What is more interesting is the requirement to maintain a register of patients:

“13 (1)

a) the name, age, sex and usual place of abode of each patient, and the date of his admission to the hospital;

b) each patient’s diagnosis and surgical operation, if any;

c) the name of the medical practitioner attending each patient;

d) the date on which each patient left the hospital and , if transferred to another hospital, the name of the other hospital or, in the event of death of a patient in hospital, the date of his death; and

e) such other particulars as may be prescribed.”

What may be most critical is the provision instituted for the inspection of private hospitals.
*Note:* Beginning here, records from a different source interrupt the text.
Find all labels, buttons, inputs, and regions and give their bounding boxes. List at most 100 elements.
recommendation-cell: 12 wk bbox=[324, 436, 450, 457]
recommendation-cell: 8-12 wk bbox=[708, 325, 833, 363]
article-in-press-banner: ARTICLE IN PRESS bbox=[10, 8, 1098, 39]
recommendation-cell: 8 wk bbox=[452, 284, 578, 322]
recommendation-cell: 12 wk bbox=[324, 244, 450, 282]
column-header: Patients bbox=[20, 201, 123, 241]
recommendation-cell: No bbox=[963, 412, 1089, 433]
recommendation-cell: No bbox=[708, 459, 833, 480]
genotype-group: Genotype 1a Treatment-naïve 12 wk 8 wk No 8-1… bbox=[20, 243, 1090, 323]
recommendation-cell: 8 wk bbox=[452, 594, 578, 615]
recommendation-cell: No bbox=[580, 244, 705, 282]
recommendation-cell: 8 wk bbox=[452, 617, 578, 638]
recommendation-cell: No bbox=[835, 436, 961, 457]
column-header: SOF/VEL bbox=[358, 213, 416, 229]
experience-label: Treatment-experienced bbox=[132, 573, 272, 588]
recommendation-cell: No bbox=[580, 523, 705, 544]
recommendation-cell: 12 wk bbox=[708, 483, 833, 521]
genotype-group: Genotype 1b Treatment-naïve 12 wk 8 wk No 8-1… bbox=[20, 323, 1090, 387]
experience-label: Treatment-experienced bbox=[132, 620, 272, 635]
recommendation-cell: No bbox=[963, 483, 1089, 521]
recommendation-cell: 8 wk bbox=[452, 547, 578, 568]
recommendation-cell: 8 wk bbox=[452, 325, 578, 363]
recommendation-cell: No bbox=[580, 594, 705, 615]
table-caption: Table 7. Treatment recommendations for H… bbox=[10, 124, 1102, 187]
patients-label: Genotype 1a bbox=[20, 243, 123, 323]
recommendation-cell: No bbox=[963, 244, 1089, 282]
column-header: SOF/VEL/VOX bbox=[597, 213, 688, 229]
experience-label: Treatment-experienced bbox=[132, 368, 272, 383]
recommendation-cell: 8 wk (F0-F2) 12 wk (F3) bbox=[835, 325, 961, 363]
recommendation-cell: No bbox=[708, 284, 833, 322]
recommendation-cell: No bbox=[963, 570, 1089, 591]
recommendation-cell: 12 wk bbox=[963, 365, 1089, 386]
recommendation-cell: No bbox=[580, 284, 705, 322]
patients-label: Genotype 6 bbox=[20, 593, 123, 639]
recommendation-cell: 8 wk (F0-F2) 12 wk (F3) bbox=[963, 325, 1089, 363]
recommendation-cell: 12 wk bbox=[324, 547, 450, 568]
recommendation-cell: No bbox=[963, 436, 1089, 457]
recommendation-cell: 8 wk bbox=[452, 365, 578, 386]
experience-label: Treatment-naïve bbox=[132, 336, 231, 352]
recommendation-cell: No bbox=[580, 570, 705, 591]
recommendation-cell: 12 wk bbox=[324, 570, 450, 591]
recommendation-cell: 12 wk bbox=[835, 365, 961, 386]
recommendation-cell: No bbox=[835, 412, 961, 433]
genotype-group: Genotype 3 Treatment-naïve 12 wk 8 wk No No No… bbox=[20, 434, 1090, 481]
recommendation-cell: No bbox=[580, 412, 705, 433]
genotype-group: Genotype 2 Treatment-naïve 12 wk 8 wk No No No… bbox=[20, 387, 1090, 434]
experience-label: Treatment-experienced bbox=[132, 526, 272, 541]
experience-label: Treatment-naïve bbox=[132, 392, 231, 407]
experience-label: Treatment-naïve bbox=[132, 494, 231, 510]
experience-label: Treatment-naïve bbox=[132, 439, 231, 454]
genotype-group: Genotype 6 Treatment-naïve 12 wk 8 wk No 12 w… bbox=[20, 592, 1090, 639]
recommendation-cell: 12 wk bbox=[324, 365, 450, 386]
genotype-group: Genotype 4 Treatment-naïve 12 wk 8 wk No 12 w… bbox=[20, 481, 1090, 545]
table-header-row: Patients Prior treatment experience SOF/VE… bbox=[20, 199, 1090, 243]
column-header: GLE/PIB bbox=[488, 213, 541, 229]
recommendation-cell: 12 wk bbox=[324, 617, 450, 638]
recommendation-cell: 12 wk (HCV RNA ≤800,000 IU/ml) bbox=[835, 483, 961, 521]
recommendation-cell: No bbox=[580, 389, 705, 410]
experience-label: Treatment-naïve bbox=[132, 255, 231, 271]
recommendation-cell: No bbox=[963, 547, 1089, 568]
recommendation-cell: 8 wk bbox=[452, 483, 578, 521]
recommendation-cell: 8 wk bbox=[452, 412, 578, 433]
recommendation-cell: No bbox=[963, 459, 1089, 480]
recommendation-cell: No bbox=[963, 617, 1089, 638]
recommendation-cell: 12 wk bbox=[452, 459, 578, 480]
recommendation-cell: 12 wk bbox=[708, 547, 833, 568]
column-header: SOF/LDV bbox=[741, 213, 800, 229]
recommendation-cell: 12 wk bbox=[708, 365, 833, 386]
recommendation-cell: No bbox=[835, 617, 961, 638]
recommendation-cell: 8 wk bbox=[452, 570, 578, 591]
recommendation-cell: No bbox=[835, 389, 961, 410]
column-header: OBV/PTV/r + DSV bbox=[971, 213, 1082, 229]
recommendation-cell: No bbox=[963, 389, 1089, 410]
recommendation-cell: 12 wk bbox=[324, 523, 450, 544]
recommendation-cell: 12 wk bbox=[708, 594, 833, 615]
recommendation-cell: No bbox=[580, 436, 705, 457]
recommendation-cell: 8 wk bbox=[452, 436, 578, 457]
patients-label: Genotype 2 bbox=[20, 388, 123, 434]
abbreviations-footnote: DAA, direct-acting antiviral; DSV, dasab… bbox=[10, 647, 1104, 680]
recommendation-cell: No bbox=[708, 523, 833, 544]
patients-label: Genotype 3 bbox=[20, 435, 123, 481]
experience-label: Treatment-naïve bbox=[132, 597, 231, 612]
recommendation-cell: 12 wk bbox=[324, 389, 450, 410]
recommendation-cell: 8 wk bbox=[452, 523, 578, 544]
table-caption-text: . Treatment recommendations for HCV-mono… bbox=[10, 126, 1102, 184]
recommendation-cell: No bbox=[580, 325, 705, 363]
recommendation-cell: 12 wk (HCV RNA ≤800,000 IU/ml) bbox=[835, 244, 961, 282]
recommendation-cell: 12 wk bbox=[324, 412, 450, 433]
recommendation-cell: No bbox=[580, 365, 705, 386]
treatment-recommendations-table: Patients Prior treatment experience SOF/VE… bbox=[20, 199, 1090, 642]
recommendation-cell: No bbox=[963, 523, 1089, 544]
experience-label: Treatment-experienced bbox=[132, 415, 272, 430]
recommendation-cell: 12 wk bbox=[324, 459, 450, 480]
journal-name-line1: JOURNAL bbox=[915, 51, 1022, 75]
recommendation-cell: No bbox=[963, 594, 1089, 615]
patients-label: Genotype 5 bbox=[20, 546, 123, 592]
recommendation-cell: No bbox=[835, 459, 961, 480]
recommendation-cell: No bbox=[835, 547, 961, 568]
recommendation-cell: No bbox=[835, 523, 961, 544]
The following extracts may therefore be of interest to delinquent parties:

“15 (4) The Minister may designate teams consisting of a medical practitioner and a midwife and such other persons as the Minister may consider necessary which shall be authorised to make an inspection and examination of any private hospital or hospitals or any aspects of the administration, operation of management thereof as may be specified, and which shall make a report thereon to the Minister.”

And while the parties are contemplating their responsibilities, it would probably be of greater concern to discover that the Act provides for Regulations with regard to the following, amongst others:

“19 (f) prescribing or restricting the type and amount of surgery, gynaecology or obstetrics that may be performed in any class  of private hospitals and the facilities and equipment that shall  be provided for such purposes;

(g) the admission, treatment, care and discharge of patients and for the control of the admission of any class of patients;

(h) the records, books, reports, returns and other documents to be made and kept in respect of private hospitals and the  production to, and inspection by, the Minister or any person authorised by him of such records, books, reports, returns and  documents;

(i) the establishment and operation of periodic medical audits of   the work performed in private hospitals;

(j) the reports and returns to be submitted to the Minister by private hospitals; or

(k) prescribing anything authorised or required to be prescribed by this Act.”

There is of course reference to penalties.

What the Act did not specifically foresee and which now appears to be an issue in a highly commercialised health environment, is the possibility of complaints by patients about inflated costs of medical treatment, some of which they regard as unnecessary anyhow.

This development, in the context of the above, may well be seen as having substantive legal implications.